BD

Igort et Sampayo - Fats Waller      

Casterman/coll. un monde - 2004

 

 

 

    Cinq morceaux du génial pianiste de jazz Fats Waller, cinq intrigues éclatées dans une Europe qui bascule dans l'horreur nazie structurent un récit d'une richesse thématique absolument extraordinaire. 5 est le numéro parfait nous disait déjà l'italien Igort dans son précédent album. Il a certainement dû le répéter à Carlos Sampayo tant la réussite de Fats Waller apparaît magistrale.

 

    Avec une minutie et une élégance folles, Igort compose un New-York 30's éclatant de présence, parfait écrin dans lequel Sampayo tisse le portrait d'un Fats Waller tiraillé entre sa volonté artiste et les exigences matérielles et surtout sociales.
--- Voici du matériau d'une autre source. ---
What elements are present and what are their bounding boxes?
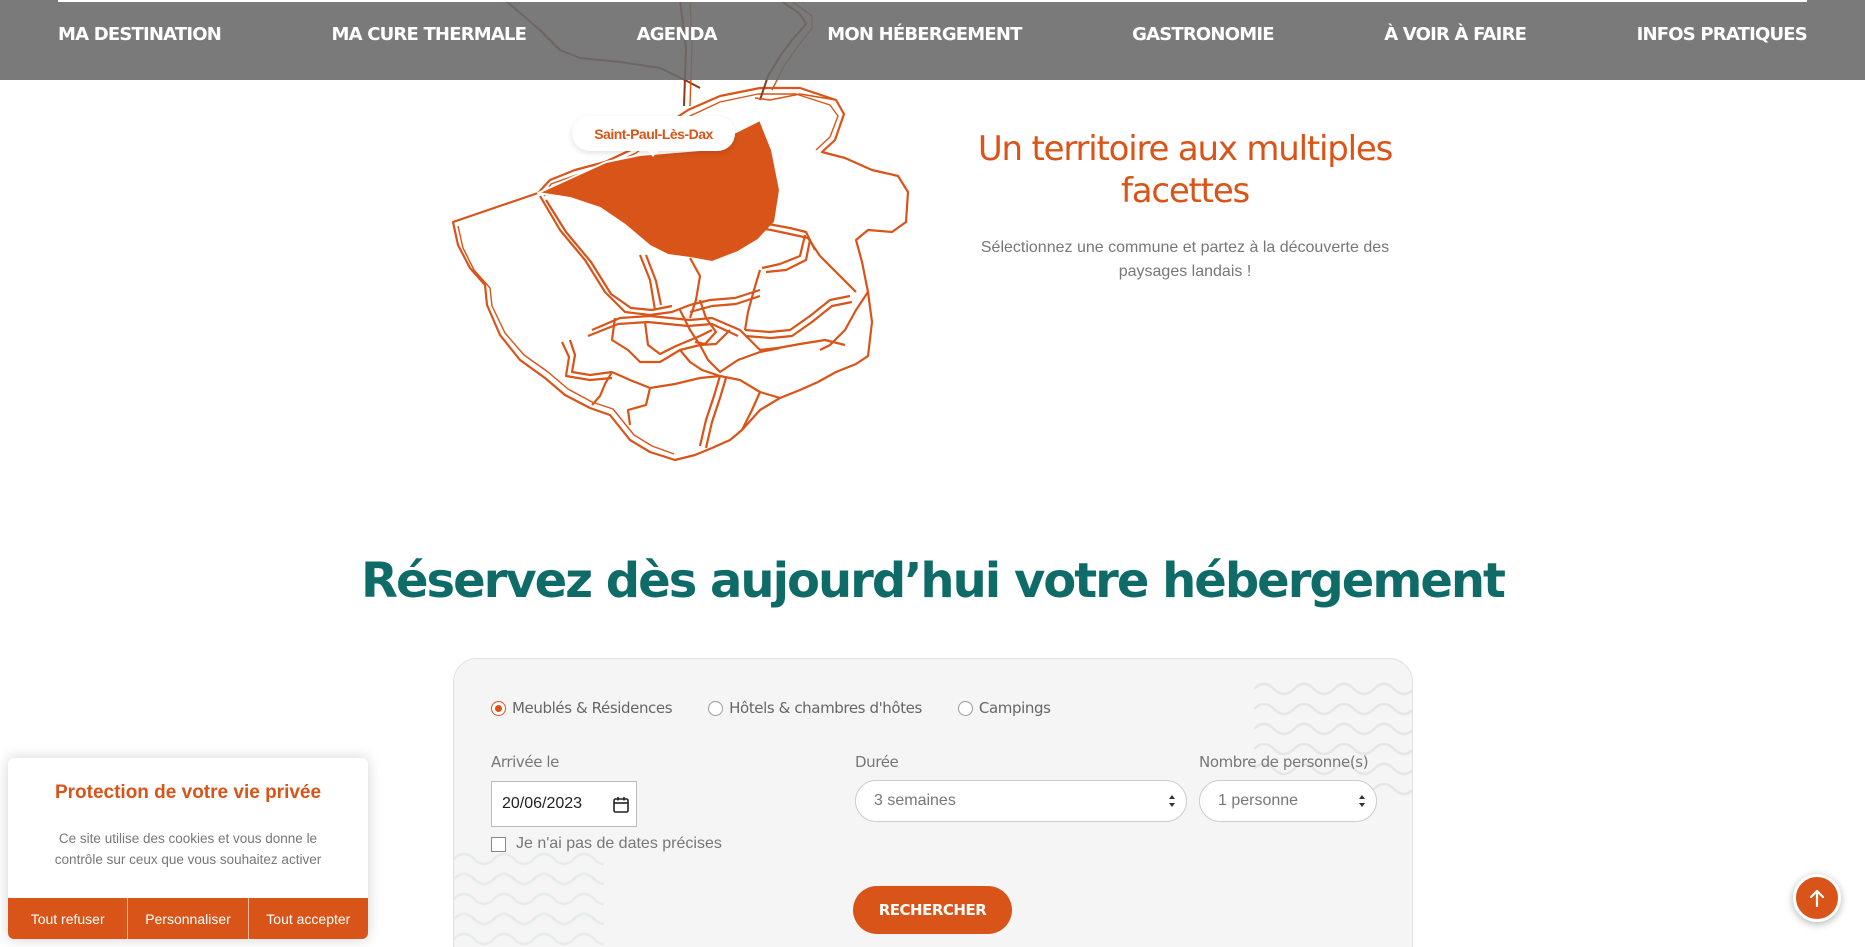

Dés la première scène, qui voit Fats Waller enregistrer un morceau en solitaire, on sait qu'on tient là une grande bande dessinée. Les auteurs y montrent un Waller concentré, absorbé par sa musique, suant pour son art, une vision qui tord le cou et prend à contre-pied l'image d'amuseur public qui lui colle toujours aux basques 70 ans plus tard. Le ton est donné : il sera grave.

 

Car Waller est seul.

Seul face aux autres vis-à-vis desquels il se voit contraint de renvoyer une image qui ne lui ressemble pas, celle du bon gros nègre jovial répondant aux clichés véhiculés par les affiches à son effigie. Mais aussi seul face à lui-même, face à l'impossibilité d'être lui-même dans sa musique. "Je ne peux pas jouer comme moi-même" lui feront dire les auteurs, optant pour le portrait psychologique d'un artiste sensible dont la réussite apparente se heurte à une réalité sociale qui n'ouvre le chemin que d'un gouffre aux chimères.

 

    En contrepoint de ce portrait, c'est vers un autre gouffre que nous guide la deuxième ligne de force du récit : celui de l'Europe en flammes et de la montée des barbaries fascistes et nazies. C'est ainsi qu'Igort et Sampayo introduisent dans ce premier volume nombre de personnages qui seront, on n'en doute pas un seul instant, amenés à interagir dans une phase ultérieure du récit.  Un aristocrate anglais qui semble frayer avec les nazis, des appels à la résistance républicaine contre l'avancée franquiste, des manifestations antisémites à Vienne constituent quelques éléments d'une construction kaléidoscopique où les morceaux omniprésents de Fats Waller maintiennent homogénéité et cohésion à un récit particulièrement éclaté.

 

    Il y a longtemps qu'on n'avait plus été autant convaincu par le premier volume d'une nouvelle série. Même s'il est bien difficile de percevoir comment les auteurs vont tenir leurs différents fils narratifs, on peut sans trop s'avancer prévoir que ça va faire mal.

Dès la première scène, un producteur dit de Waller "Celui-là, quand il joue tout seul, il se prend pour Chopin" . Le Chopin de la Marche funèbre sans doute. Waller meurt en 1943, à cette date, la solution finale est en route en Europe.